Maximizing Opportunities: A Guide to Section-8 Company Exemptions

section 8 company

Introduction:

Section 8 Companies, also known as not-for-profit companies, play a crucial role in promoting charitable and non-profit activities in India. The activities of a section 8 Company include charitable objects to promote commerce, art, science, sports, education, research, social welfare, religion, charity, protection of environment, etc., without adding to its name the words ‘Limited’, ‘Private Limited’. These companies are registered under Section 8 of the Companies Act, 2013, and are granted several exemptions and benefits due to their philanthropic nature. In this article, we will explore the key exemptions granted to Section 8 companies in India.

1. Name Approval Exemption:

Unlike other companies, Section 8 companies can choose their names without the requirement to include words like “Foundation,” “Association,” or “Society” as mandated by the Companies Act.

Minimum Capital Requirement:

Section 8 companies are exempt from the minimum capital requirement that applies to other types of companies. This allows them to be registered with nominal or no share capital.

2. No Need for Stamp Duty:

In some states, Section 8 companies are exempt from paying stamp duty on the memorandum and articles of association, making the registration process cost-effective.

3. Tax Exemptions:

Section 8 companies enjoy tax exemptions under Section 12AA and 80G of the Income Tax Act, 1961.

Donors to Section 8 companies can avail tax benefits under Section 80G for their contributions.

Section 8 companies are exempt from paying income tax on their surplus income, provided it is utilized for charitable purposes.

4. No Need for Commencement of Business Certificate:

Section 8 companies do not need to obtain a commencement of business certificate before starting their operations, as required for other types of companies.

5. Exemption from Mandatory Rotation of Auditors:

Section 8 companies are exempt from the requirement of rotating auditors, which is mandatory for other types of companies after a certain period.

6. Relaxed Disclosure Requirements:

Section 8 companies have relaxed disclosure requirements compared to other companies. They are not required to disclose the remuneration of directors or key managerial personnel in their annual reports.

7. Exemption from Proxy Voting:

Section 8 companies are not bound by the proxy voting provisions applicable to other companies, making their decision-making processes more flexible.

8. Exemption from recording of Minutes:

The Section 8 companies are not required to record minutes of General Meeting or Board Meeting except that minutes may be recorded within thirty days of the conclusion of every meeting in case of companies where the articles of association of the Company provide for confirmation of minutes by circulation.

9. Shorter period for Notice of EGM:

The notice of Extra-Ordinary General Meeting or general meeting is required to be sent 21 days in advance. However, Section 8 Companies are provided with relief to send 14 days clear notice instead of 21 days’ notice.

10. Sending Audited Financial Statements to Members

The Section 8 companies are required to send copy of Audited Financial Statements to its members at least 14 days before holding Annual General Meeting (AGM) as compared to other companies which are required to send the audited financials to members at least 21 days before AGM.

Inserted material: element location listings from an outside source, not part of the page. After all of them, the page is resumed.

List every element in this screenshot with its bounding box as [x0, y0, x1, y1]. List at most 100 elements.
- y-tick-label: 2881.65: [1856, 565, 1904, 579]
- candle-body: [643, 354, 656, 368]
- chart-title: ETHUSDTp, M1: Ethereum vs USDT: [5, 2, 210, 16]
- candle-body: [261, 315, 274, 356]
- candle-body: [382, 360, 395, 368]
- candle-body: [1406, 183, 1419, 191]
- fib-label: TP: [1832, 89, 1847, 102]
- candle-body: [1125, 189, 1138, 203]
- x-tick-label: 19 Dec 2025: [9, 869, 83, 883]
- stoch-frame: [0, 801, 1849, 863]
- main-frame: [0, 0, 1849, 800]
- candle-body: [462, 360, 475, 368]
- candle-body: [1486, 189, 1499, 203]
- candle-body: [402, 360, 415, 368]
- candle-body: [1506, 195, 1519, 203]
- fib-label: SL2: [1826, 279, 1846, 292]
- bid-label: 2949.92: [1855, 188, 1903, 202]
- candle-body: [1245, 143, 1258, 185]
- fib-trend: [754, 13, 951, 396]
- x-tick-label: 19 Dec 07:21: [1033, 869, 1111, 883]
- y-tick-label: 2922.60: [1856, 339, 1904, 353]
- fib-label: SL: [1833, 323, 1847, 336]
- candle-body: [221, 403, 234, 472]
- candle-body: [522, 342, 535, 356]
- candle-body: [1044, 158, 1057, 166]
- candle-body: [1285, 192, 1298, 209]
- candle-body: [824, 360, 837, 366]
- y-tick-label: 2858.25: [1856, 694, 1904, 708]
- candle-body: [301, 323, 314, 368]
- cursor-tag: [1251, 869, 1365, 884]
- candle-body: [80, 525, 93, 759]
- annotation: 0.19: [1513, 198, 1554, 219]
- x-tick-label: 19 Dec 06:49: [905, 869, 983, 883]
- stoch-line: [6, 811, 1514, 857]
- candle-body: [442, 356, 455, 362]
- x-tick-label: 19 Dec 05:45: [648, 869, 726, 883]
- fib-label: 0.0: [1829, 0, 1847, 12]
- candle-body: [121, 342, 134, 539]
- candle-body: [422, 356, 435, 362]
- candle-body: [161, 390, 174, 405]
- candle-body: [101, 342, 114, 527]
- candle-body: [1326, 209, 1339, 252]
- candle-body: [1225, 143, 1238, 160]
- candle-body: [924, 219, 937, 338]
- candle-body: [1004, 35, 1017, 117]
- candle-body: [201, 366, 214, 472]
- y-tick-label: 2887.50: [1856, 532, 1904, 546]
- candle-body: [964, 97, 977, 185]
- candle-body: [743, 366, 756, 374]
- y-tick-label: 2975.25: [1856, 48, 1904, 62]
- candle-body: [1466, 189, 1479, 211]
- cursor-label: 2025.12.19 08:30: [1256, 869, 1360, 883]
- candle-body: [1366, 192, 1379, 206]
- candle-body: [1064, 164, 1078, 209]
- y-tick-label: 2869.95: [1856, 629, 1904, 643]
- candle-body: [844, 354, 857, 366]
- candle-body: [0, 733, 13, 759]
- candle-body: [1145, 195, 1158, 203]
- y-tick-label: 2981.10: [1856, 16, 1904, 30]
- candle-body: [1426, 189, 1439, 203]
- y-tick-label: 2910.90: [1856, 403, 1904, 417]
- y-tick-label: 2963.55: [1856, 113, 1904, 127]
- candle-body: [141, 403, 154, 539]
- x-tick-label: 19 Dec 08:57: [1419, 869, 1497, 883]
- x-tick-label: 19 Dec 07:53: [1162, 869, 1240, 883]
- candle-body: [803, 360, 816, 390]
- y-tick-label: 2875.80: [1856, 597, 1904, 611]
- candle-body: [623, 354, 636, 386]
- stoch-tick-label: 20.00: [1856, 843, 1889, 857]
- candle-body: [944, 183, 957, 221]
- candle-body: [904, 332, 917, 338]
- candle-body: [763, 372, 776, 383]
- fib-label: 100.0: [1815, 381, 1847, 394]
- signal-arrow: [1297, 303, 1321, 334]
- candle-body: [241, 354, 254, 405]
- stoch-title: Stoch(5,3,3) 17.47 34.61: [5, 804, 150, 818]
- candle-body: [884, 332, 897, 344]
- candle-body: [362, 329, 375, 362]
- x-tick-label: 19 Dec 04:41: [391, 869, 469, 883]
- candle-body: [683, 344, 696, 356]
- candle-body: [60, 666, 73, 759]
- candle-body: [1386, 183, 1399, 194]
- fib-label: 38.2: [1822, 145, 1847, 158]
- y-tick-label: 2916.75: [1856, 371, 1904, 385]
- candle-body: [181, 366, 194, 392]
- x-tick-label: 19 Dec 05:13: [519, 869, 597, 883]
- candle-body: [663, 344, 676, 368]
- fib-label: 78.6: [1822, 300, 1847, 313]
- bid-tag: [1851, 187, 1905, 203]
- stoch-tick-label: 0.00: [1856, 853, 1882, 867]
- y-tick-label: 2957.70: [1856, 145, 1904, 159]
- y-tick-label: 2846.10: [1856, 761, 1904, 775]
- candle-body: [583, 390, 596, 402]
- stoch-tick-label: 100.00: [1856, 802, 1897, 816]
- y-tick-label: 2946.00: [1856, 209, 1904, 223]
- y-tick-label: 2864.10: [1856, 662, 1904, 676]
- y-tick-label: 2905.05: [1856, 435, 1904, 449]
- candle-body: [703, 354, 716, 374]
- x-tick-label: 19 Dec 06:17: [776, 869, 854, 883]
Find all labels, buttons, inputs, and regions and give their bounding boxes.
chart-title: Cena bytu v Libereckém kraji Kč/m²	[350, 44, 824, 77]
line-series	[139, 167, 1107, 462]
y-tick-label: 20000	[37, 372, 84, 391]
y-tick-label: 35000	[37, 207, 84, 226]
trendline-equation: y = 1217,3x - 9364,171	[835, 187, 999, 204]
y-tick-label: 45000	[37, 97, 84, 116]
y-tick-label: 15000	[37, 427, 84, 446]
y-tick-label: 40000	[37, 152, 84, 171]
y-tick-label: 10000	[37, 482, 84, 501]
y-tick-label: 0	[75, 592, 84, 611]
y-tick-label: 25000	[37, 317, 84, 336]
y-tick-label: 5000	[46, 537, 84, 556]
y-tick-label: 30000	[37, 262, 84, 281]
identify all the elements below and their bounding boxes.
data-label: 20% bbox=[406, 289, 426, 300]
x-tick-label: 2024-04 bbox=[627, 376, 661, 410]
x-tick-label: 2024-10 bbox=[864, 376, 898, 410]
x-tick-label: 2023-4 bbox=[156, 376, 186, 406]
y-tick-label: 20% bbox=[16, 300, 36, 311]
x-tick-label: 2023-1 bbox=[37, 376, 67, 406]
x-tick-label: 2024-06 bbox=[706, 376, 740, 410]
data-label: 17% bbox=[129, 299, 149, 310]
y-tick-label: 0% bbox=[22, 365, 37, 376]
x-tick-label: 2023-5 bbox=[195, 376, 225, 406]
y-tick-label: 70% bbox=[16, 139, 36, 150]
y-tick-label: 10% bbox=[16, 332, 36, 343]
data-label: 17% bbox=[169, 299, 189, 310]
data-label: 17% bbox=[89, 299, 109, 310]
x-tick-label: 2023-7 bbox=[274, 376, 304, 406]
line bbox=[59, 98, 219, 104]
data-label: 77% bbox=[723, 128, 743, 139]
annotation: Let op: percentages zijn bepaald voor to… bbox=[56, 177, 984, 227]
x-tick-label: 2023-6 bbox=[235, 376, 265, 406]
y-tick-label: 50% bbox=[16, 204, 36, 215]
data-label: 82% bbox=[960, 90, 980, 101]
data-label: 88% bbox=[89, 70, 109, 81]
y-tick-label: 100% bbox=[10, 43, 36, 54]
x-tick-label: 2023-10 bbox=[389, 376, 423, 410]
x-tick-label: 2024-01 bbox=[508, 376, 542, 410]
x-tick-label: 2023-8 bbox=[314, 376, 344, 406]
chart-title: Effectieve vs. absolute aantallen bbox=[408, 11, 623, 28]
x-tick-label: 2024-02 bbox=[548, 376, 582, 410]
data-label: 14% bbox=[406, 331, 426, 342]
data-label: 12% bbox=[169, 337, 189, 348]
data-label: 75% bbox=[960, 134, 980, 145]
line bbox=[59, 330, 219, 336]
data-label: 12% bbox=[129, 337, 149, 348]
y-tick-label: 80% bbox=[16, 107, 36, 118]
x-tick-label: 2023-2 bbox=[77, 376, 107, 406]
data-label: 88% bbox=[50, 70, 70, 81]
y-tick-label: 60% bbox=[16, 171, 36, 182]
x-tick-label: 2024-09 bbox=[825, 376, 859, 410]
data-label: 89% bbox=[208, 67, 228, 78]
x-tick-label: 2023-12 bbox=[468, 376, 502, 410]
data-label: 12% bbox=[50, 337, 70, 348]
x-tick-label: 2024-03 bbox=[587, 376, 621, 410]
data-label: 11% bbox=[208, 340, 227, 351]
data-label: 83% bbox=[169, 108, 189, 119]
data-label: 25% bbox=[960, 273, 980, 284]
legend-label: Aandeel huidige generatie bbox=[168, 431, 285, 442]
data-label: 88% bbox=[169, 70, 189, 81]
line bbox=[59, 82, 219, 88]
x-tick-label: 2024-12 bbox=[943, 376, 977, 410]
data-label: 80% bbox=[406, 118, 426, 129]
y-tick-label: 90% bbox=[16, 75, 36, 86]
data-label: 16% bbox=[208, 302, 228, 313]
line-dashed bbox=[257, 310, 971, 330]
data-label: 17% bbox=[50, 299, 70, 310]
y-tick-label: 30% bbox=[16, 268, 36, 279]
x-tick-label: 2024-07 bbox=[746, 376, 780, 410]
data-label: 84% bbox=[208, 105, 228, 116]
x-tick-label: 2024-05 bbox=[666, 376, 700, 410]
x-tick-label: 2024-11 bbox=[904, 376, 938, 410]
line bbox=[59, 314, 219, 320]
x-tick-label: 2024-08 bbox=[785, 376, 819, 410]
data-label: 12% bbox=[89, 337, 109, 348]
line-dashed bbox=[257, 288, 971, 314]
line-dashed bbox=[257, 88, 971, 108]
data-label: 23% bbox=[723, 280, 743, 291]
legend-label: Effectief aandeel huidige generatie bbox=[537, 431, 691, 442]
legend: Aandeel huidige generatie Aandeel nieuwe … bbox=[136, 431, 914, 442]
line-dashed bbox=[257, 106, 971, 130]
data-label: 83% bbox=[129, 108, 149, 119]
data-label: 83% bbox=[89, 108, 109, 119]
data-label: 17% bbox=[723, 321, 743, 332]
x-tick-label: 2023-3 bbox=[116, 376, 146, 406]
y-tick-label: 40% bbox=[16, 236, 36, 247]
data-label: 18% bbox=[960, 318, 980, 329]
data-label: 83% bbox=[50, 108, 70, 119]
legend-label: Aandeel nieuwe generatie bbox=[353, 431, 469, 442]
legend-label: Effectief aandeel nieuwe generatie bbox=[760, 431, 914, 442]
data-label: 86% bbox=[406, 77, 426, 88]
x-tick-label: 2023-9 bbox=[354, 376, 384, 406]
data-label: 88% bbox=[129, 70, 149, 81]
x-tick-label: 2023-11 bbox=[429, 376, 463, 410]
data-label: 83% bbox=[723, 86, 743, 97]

11. Number of Directorships

The provision of Section 165 (1) pertaining to maximum number of Directorships is not applicable to Section 8 company. In other words, while counting the maximum number of Directorships in Companies, the Directorship in Section 8 Company will not be counted.

12. Minimum number of Board Meetings in  a year:

Every Company other than Section Company is required to hold at least 4 Board Meetings in a Financial Year. The section 8 company may hold only 1 Board Meeting in each half year.

13. Quorum of Board Meetings:

Unlike other Companies, the quorum in section 8 companies is 1/4th of total Board members or 8 members whichever is less subject to the condition that minimum 2 Directors must be present.

14. Nomination & Remuneration Committee:

The requirement to have Nomination & Remuneration Committee and Stakeholders Relationship Committee is not applicable to Section 8 Companies.

15. Faster Incorporation Process:

Section 8 companies often enjoy a faster incorporation process due to their charitable nature. The Registrar of Companies (RoC) may expedite the registration process.

Conclusion:

Section 8 companies play a vital role in addressing various social and charitable causes in India. The exemptions granted to them under the Companies Act and the Income Tax Act encourage philanthropy and simplify the administrative burden, allowing them to focus more on their mission-driven activities. These exemptions make Section 8 companies an attractive option for those seeking to make a positive impact on society through non-profit initiatives.

Disclaimer:

The information provided in this content is for general informational purposes only. You should always seek the advice of an expert before making any decisions based on the information provided. We do not warrant or guarantee the accuracy, completeness, or usefulness of the information provided. Any reliance you place on such information is strictly at your own risk. We are not responsible for any damages, losses, or expenses related to the use of this content.